We were bound together by our interest in Jackson and by our substantial investments in ShoppingKart.com, which we’d invested in against the advice of Claire’s broker. This was another subject I didn’t want to think about, but Claire was reading the Wall Street Journal and relaying the bad news. In the four months since we’d bought the stock, ShoppingKart.com had burned through almost half a billion dollars without showing a profit. Today, Claire noted, it was down three points. The twenty thousand dollars of Uncle Warren’s money that I’d invested had been worth almost thirty thousand at the end of November, but now it was worth about fifteen thousand.
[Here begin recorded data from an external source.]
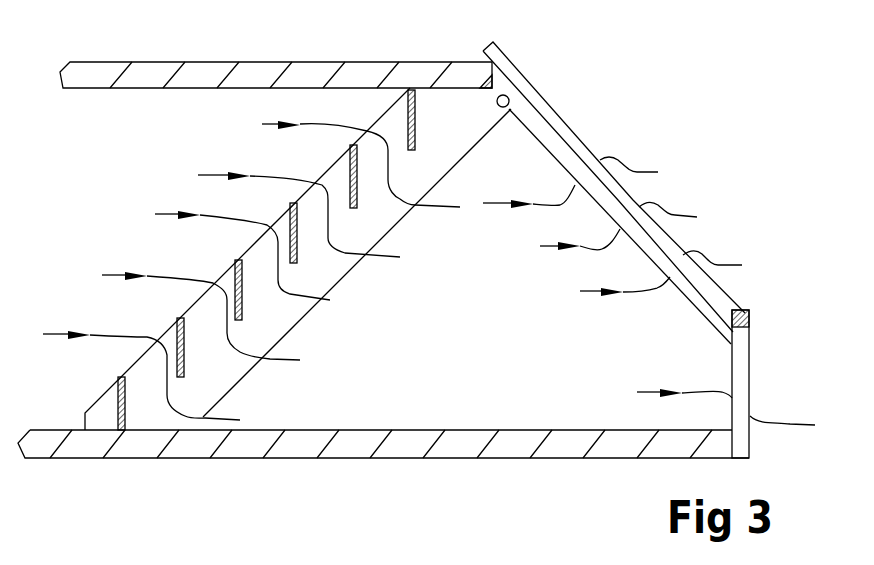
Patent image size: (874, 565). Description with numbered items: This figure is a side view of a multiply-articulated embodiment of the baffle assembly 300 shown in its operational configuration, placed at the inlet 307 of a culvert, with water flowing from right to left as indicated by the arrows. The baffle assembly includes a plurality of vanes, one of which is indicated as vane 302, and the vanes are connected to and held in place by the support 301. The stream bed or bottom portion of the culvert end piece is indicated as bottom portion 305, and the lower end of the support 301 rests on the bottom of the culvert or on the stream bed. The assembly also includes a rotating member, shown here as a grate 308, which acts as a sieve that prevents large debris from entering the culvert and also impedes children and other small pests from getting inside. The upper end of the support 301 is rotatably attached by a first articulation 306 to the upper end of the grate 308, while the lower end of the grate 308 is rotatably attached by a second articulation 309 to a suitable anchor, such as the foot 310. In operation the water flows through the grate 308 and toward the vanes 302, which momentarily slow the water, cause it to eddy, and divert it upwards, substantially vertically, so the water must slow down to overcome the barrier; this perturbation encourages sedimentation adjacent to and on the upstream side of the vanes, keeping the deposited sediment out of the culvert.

The baffle assembly 300 is at (709, 183).
The support 301 is at (470, 137).
The vane 302 is at (243, 378).
The stream bed or bottom portion of the culvert end piece 305 is at (350, 458).
The first articulation 306 is at (522, 75).
The inlet 307 is at (468, 62).
The grate 308 is at (549, 104).
The second articulation 309 is at (749, 311).
The foot 310 is at (749, 360).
“Don’t worry,” Claire said, “Pam says that this is what most Internet companies do at first. Besides, ShoppingKart-dot-com’s not like most Internet companies. It’s got a business plan and a path to profitability. And anyway,” she said, perhaps reading my thoughts, “you’ve got plenty of money. Spend some of it. Treat yourself. We’ll start at Marshall Field’s.”
I bit my tongue and studied Claire as the train rocked back and forth. I didn’t know what to think about Claire. Was she a pathetic figure, or was she a brave spirit, making the best of things? She had lots of energy, plans,
lots of plans, including plans for me, and she looked smashing in a striped coat dress and a white silk blouse and knee-high boots.
And what about me? Was I a pathetic figure or a brave spirit in my black slacks and an old blue blazer? My dressiest outfit. I bit my tongue again at the thought. No more ShoppingKart.coms, I was sure of that, but I was happy in spite of ShoppingKart.com. I was living with a man who spoke French with me at the dinner table—for the first fifteen minutes—and never made fun of me, a man who didn’t frighten me, a man who understood my body and didn’t beat it, a man who didn’t want to know where I was every minute, a man who didn’t have to win every argument. Though I couldn’t stop him from going to Naqada. He may have been a professional anthropologist, but I didn’t think he knew what he was getting into.
The Stanley Miller article from Science magazine wasn’t even two pages long, and the general idea wasn’t that hard to understand, and the diagram of the apparatus wasn’t as clear as the one Cramer had sketched for me on a napkin in Seymour Union back in the middle of December, just before the end of the term. Professor Cramer had come to my table during the last lab of the semester. We’d been examining a flatworm (Dugesia) under the dissecting microscope, shining a bright light on it, feeding it pieces of liver and cat food, touching it with a probe, and my lab partner and I were waiting for Laura Gridley, one of the lab assistants, to check our drawings of a series of prepared slides of different planaria to make sure we’d labeled them correctly. We were watching Laura, whose flaming red curls were held back by a scarf, stroll down our row of soapstone tables and turn at the end as if she were modeling her lab coat, which (unlike the lab coats of the other assistants) was open at the top and flared at the waist, when suddenly Cramer appeared out of nowhere and started looking over our drawings. He made a correction on one of my drawings, with a pencil, and asked if he could speak to me after the lab. He’d wait for me outside. My eighteen-year-old lab partner, Molly Christiansen, was stunned.